Zawsze wiedzieliśmy, że była to długotrwała walka. Walka o sprawiedliwość społeczną nie jest walką z wieloma cyklami wyborczymi, ale z wieloma pokoleniami.

Kolejna mądrość naszych rdzennych nauczycieli przypomina nam, że praca, którą wykonujemy, nie jest dla nas samych, ale dla siódmego pokolenia, które przyjdzie po nas. A praca, którą teraz wykonujemy, spoczywa na barkach siedmiu pokoleń, które pojawiły się wcześniej. To dużo mądrości i dużo czasu.

To dzięki temu dalekowzrocznemu podejściu musimy zająć się pilną potrzebą dnia dzisiejszego. Trump i jego program to jedna pilna rzecz, której musimy się oprzeć. Ale skłonność do wychodzenia z miejsca paniki i zbyt szybkiego poruszania się jest, jak na ironię, równie pilną kwestią, którą należy się zająć.

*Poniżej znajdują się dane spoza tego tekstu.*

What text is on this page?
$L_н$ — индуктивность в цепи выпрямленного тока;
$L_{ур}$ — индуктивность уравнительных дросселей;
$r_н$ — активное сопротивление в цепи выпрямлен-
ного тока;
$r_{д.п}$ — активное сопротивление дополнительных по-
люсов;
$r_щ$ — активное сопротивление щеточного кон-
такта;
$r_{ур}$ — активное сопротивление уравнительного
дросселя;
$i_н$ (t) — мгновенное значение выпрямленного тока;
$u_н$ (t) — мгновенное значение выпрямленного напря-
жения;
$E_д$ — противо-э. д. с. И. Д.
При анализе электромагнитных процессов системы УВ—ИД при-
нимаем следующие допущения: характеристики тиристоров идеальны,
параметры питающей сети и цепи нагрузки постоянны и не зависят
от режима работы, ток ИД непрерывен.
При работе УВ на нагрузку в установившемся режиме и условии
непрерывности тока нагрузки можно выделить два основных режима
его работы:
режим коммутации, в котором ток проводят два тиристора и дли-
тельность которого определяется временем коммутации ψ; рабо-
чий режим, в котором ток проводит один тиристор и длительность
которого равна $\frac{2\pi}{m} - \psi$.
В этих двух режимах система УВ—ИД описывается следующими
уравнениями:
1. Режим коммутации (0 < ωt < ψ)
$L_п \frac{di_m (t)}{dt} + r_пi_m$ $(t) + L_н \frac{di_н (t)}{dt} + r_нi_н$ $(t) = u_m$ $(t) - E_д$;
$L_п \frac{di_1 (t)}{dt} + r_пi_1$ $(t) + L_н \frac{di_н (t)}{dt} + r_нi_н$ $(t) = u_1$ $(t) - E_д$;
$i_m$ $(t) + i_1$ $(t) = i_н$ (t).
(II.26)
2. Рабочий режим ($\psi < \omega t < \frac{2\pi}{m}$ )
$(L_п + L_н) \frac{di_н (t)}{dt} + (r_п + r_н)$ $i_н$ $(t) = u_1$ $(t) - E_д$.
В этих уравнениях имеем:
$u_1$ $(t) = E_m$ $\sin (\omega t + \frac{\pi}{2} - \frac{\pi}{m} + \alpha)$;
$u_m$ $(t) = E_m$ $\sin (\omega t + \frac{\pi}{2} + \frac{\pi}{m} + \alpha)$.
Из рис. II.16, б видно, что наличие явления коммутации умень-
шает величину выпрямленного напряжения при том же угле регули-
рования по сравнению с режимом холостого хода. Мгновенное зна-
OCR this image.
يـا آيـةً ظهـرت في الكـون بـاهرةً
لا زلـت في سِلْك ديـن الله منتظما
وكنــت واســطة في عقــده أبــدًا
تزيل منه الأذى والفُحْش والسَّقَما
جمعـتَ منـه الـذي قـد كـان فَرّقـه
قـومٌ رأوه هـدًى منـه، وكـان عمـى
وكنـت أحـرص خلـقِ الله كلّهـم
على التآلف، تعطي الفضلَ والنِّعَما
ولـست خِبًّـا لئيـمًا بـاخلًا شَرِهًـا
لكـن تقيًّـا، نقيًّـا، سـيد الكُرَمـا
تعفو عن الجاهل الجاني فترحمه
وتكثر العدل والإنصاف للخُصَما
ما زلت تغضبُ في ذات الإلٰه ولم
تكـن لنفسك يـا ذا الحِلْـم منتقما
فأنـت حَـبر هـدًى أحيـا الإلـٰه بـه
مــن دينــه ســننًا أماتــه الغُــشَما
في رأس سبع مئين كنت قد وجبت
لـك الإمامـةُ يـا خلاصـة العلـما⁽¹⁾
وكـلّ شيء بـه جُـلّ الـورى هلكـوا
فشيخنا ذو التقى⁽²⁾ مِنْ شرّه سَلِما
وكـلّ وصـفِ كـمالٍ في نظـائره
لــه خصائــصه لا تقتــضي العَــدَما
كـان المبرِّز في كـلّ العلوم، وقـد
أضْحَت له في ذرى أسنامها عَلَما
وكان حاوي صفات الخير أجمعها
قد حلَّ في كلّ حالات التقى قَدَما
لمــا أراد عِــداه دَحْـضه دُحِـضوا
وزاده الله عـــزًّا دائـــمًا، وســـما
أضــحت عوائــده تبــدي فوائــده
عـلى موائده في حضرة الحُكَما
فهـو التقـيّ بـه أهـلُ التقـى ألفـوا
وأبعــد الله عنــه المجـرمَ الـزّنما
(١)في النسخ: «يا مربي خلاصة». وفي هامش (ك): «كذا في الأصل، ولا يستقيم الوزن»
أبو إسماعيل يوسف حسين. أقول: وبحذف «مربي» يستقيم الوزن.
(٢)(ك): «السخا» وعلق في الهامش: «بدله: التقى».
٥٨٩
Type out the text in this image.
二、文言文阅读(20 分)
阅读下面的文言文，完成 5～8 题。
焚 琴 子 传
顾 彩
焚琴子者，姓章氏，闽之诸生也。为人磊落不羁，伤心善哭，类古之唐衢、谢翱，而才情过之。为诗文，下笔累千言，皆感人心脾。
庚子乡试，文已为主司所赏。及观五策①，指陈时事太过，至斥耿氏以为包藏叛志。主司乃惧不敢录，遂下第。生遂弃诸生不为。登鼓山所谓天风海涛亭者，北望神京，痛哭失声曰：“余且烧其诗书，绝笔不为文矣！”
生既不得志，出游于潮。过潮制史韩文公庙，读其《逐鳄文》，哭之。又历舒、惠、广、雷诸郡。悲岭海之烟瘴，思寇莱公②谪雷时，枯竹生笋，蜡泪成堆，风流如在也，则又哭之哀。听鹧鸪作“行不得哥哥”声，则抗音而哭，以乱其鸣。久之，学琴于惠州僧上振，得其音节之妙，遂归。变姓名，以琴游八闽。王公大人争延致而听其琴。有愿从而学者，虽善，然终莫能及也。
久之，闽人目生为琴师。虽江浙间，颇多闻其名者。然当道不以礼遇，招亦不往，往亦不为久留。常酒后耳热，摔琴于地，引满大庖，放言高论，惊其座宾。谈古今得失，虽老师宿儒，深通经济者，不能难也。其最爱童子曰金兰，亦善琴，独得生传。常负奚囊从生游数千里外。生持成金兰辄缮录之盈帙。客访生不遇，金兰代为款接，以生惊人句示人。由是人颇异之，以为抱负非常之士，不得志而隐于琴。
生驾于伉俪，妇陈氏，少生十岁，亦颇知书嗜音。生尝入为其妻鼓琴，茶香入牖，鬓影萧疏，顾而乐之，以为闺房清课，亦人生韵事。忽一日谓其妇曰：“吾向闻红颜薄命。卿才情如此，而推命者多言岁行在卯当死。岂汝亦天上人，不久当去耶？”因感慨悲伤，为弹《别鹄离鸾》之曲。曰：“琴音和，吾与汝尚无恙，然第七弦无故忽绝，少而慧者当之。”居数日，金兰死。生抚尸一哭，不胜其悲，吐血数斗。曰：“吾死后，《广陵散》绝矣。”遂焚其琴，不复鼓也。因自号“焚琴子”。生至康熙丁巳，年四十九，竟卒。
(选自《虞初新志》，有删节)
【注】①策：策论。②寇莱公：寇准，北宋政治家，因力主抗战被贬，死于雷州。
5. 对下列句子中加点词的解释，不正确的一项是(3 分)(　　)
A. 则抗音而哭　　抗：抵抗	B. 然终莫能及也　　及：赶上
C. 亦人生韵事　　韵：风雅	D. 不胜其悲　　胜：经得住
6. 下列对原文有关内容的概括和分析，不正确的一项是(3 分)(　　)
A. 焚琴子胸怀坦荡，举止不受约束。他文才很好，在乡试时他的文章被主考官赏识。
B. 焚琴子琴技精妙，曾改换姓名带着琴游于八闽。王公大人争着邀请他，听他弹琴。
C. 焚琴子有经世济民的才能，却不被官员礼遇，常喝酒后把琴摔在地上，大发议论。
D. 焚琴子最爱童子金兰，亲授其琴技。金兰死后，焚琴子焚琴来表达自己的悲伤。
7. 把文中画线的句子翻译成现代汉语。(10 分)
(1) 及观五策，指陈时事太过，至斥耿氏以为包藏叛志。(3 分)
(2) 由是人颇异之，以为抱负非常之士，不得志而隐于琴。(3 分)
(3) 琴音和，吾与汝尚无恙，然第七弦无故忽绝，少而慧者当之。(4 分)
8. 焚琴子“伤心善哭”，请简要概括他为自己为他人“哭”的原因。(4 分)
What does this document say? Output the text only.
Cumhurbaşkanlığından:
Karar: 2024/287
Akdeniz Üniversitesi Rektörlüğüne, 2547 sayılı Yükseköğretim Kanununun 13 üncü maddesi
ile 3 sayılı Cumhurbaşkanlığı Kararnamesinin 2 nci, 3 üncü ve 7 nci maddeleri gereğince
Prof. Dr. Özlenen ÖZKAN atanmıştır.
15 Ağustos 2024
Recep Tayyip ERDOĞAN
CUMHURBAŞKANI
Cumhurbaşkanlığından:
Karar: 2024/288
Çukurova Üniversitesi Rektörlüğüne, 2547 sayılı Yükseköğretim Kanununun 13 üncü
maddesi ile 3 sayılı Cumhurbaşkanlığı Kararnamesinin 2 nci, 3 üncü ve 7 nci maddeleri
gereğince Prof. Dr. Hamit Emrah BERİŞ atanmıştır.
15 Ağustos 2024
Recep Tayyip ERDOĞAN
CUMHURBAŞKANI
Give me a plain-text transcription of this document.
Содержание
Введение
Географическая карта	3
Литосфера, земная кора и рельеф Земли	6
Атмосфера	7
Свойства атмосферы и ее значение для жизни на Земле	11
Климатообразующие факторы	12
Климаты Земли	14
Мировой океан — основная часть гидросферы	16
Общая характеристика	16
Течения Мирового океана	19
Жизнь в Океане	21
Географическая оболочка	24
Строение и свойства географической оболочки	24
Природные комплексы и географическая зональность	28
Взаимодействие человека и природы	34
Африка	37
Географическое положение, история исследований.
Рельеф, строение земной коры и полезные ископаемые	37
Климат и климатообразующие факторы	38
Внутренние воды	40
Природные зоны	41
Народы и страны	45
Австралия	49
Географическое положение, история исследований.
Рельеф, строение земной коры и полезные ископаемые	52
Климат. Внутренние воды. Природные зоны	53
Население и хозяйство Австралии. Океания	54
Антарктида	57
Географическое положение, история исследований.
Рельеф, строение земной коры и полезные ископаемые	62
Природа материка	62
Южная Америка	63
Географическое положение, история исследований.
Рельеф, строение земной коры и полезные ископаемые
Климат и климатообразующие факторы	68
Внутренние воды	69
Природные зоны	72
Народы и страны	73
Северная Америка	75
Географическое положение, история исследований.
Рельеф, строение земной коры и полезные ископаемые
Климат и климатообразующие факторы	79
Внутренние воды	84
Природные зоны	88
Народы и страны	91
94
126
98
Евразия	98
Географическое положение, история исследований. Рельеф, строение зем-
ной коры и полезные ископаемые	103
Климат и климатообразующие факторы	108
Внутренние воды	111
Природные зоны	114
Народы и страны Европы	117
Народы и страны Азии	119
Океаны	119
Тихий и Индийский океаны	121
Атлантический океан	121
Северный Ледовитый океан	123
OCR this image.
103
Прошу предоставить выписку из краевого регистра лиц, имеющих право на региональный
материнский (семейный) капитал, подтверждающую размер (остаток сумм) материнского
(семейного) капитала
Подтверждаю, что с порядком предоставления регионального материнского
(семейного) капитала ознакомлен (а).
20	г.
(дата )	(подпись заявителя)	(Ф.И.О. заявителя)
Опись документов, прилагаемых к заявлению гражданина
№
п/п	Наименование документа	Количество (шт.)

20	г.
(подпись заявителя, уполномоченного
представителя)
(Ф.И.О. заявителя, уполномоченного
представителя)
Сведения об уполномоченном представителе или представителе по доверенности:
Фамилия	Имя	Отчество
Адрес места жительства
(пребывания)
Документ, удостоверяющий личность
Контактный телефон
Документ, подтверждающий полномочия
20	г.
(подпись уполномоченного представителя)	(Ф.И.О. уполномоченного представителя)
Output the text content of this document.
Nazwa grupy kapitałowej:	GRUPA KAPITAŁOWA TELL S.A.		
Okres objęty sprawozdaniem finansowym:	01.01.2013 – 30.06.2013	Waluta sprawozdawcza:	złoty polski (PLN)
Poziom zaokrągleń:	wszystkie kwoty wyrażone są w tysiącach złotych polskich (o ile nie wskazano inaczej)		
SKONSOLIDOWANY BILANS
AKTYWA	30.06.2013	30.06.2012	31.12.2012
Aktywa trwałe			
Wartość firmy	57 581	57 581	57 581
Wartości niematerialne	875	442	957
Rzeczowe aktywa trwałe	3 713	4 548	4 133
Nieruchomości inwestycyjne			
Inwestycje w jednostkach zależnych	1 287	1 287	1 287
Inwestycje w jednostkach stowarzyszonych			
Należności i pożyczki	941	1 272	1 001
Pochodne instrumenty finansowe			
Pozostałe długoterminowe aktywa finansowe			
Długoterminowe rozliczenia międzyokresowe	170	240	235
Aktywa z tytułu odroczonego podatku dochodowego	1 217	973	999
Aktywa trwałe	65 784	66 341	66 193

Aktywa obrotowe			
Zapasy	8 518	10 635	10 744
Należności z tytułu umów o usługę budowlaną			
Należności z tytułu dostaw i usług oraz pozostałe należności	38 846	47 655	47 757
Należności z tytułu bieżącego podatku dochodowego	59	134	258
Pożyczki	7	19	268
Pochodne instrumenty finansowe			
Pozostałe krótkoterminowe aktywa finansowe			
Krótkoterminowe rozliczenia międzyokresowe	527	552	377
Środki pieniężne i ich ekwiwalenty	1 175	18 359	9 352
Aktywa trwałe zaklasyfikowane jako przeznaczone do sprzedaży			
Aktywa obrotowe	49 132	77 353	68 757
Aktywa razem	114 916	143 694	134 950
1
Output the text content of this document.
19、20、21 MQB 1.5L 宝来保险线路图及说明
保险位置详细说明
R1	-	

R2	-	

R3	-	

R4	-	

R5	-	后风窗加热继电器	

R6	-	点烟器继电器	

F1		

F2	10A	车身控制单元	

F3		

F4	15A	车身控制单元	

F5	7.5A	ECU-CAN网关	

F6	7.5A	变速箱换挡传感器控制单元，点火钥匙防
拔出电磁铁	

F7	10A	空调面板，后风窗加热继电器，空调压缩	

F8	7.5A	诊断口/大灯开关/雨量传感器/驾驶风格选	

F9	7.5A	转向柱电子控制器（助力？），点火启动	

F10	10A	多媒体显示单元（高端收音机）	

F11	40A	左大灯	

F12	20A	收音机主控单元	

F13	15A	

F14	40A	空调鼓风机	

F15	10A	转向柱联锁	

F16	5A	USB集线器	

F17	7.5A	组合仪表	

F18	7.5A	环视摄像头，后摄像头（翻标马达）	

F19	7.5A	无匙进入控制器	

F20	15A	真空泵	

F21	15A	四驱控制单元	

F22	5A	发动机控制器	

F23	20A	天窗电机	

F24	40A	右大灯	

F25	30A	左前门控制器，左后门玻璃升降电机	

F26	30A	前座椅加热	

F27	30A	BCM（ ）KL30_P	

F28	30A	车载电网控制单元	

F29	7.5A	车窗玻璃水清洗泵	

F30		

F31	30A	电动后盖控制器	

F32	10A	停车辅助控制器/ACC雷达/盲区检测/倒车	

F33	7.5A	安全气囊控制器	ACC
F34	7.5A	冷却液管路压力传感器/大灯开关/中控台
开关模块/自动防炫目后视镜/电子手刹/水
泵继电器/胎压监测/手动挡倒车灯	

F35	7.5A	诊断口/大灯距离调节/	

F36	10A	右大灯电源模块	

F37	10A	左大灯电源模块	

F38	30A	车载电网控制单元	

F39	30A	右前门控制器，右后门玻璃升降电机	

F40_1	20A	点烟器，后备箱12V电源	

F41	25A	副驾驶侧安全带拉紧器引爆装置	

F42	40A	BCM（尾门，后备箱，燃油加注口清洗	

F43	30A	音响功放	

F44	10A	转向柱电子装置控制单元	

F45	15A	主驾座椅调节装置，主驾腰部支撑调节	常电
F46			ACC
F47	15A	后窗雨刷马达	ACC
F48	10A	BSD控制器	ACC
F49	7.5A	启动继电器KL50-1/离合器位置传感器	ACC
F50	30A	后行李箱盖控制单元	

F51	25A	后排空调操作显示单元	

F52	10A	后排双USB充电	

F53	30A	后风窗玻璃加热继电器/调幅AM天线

Musimy działać, ale zajęcie się tym kluczowym momentem nie może odbywać się kosztem strategii, procesu, intencji i pamiętania, aby zwolnić na tyle, by móc oddychać.

Jak więc nasza praca wejdzie w 2017 rok? Organizuj, oddychaj, powtarzaj. Organizuj, oddychaj, powtarzaj. Organizuj, oddychaj, powtarzaj.

Artykuł pierwotnie pojawił się na Waging Nonviolence

O autorze

Kazu Haga jest trenerem Kingian Nonviolence z Oakland w Kalifornii. Urodzony w Japonii, od 17 roku życia był zaangażowany w wiele ruchów na rzecz zmiany społecznej. Prowadzi regularne szkolenia z młodzieżą, osadzoną populacją i aktywistami. Jest założycielem i koordynatorem East Point Peace Academy i jest w zarządzie Communities United for Restorative Youth Justice, PeaceWorkers i OneLife Institute.